Temporal Multimode Storage of Entangled Photon Pairs

Multiplexed quantum memories capable of storing and processing entangled photons are essential for the development of quantum networks. In this context, we demonstrate and certify the simultaneous storage and retrieval of two entangled photons inside a solid-state quantum memory and measure a temporal multimode capacity of ten modes. This is achieved by producing two polarization-entangled pairs from parametric down-conversion and mapping one photon of each pair onto a rare-earth-ion-doped (REID) crystal using the atomic frequency comb (AFC) protocol. We develop a concept of indirect entanglement witnesses, which can be used as Schmidt number witnesses, and we use it to experimentally certify the presence of more than one entangled pair retrieved from the quantum memory.
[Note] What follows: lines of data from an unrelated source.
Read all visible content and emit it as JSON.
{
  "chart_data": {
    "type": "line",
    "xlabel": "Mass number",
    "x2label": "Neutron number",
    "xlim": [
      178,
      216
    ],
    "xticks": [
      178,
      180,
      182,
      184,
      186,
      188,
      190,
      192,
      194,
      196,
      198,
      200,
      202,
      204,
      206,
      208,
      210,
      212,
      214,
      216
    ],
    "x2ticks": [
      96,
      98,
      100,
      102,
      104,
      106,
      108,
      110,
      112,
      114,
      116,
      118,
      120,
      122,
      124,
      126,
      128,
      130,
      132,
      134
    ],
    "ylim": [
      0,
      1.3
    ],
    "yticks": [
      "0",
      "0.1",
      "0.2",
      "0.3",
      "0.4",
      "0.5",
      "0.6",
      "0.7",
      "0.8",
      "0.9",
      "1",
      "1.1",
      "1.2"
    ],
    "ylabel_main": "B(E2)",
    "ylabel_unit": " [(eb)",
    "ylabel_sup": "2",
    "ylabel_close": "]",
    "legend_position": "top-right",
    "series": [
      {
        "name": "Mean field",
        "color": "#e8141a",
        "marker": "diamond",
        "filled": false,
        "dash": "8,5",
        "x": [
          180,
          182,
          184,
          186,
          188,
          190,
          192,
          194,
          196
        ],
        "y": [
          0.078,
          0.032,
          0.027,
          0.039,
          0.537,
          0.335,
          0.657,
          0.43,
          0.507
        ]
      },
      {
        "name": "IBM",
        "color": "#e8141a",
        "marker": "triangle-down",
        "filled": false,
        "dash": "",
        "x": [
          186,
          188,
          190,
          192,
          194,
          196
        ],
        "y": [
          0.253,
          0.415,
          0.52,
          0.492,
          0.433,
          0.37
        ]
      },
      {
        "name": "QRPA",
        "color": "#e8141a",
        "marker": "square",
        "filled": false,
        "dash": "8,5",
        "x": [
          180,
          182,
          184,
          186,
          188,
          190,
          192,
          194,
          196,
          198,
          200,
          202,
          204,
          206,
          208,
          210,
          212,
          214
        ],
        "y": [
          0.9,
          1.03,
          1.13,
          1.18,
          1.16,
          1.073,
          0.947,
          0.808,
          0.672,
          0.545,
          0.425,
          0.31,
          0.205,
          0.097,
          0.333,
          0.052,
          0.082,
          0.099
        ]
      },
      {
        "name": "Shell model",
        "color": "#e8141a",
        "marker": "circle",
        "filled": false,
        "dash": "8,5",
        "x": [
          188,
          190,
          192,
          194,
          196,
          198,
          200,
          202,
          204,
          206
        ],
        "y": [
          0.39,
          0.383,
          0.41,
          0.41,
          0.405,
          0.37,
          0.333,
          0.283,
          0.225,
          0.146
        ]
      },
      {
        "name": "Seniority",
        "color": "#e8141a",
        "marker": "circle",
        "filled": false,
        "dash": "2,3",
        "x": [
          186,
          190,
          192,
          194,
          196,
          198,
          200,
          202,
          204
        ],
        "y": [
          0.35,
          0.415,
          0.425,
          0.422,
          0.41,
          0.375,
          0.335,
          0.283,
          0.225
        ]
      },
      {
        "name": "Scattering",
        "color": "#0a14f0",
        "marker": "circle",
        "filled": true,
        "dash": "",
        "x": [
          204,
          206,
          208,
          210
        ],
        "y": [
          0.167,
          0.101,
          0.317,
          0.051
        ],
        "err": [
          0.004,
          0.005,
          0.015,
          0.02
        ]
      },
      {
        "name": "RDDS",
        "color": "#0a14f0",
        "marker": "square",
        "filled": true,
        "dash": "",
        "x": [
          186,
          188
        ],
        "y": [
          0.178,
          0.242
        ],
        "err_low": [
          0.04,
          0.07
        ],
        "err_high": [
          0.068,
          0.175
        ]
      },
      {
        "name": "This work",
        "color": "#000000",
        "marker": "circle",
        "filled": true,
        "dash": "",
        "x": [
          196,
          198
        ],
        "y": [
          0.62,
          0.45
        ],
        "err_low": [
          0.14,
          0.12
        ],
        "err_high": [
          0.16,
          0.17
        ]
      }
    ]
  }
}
Our work puts forward REID-AFC as a platform compatible with temporal multiplexing of several entangled photon pairs along with a new entanglement certification method, useful for the characterization of multiplexed quantum memories.

Figure 1

Conceptual scheme of the experiment. Temporally multiplexed photon pairs generated from spontaneous parametric down-conversion (SPDC) are stored in a multimode quantum memory (QM) and released after a predetermined time ${\tau }_M$. The pump is pulsed with a 10 MHz repetition rate and with duration ${\tau }_p$. Two polarization-entangled pairs are generated probabilistically by the same pulse and separated by a time $\delta t\le {\tau }_M$. The duration of the pulse equals the storage time such that the stored photons are both in the QM for a time (${\tau }_M-\delta t$). To certify entanglement after absorption and remission by the QM, we analyze the correlations in polarization of the four-photon state.

Figure 2

Detailed experimental setup. Our source of polarization-entangled photon pairs is based on parametric down-conversion inside two periodically poled nonlinear waveguides (ppnw) phase matched for Type-0 down-conversion. Both crystals are coherently pumped by a 532 nm continuous wave (cw) laser. The pump laser is intensity modulated by an acousto-optic modulator (AOM) at a 10 MHz repetition rate, producing a train of 50 ns square pulses. Signal (883 nm) and idler (1338 nm) photons are spatially separated by a dichroic mirror (DM) and spectrally filtered using a cavity and a volume Bragg grating (VBG) in each output mode. The signal mode is coupled to a polarization-preserving solid-state quantum memory (QM), based on two ${\mathrm{Nd}}^{3+}:{\mathrm{Y}}_2{\mathrm{SiO}}_5$ crystals separated by a half-wave plate. To increase the storage efficiency, we use a double-pass configuration through the QM. Finally, we analyze the polarization states of the photon pairs with a set of half-wave (HWP) and quater-wave (QWP) plates, polarizing beam splitter (PBS) and single photon detectors $D_{\pm }^{(s,i)}$, fiber-coupled superconducting nanowires on the idler side and free-space avalanche photodiodes on the signal side.

Figure 3

Temporal multimode storage. (a) The twofold coincidences between detections of the signal and idler photons as a function of the delay between two detection events. The first peak at 0 ns stems from the signal photons not absorbed by the QM, while the second peak at 50 ns corresponds to the signal photons absorbed by the QM and released after the storage time. Such an histogram is accumulated for each pair of detectors between signal and idler photons. A coincidence window of 4 ns (depicted by the dotted lines) is used to calculate the rates. (b) The total four-fold coincidences collected during the experiment is plotted as a function of the delay $\delta t$ between photon pairs. The events corresponding to the stored state (2) inside the storage time of the QM are delimited by dotted vertical lines from 5 to 50 ns. There are 9 distinguishable time divisions, demonstrating storage of 10 modes containing single-photon excitations. For longer delay ($>50\mathrm{ns}$), two photons do not overlap at any time in the QM. Error bars represent one standard deviation assuming Poisson noise for the counts.

Figure 4

Entanglement witness. From the measured four-fold correlations, we can compute our central figure of merit $\mathcal{T}$ [Eq. (3)]. A value of $\mathcal{T}$ implies that the operator ${\mathcal{W}}_k(\mathcal{T})$ has an expectation value equal to exactly zero. For a sufficiently large value of $\mathcal{T}$, this implies that the expectation value of $W_1(\mathcal{T})$ [or $W_2(\mathcal{T})$] is negative. Since we can prove that ${\mathcal{W}}_1$ is an entanglement witness and ${\mathcal{W}}_2$ a Schmidt number witness, we can thus conclude on one or two entangled pairs.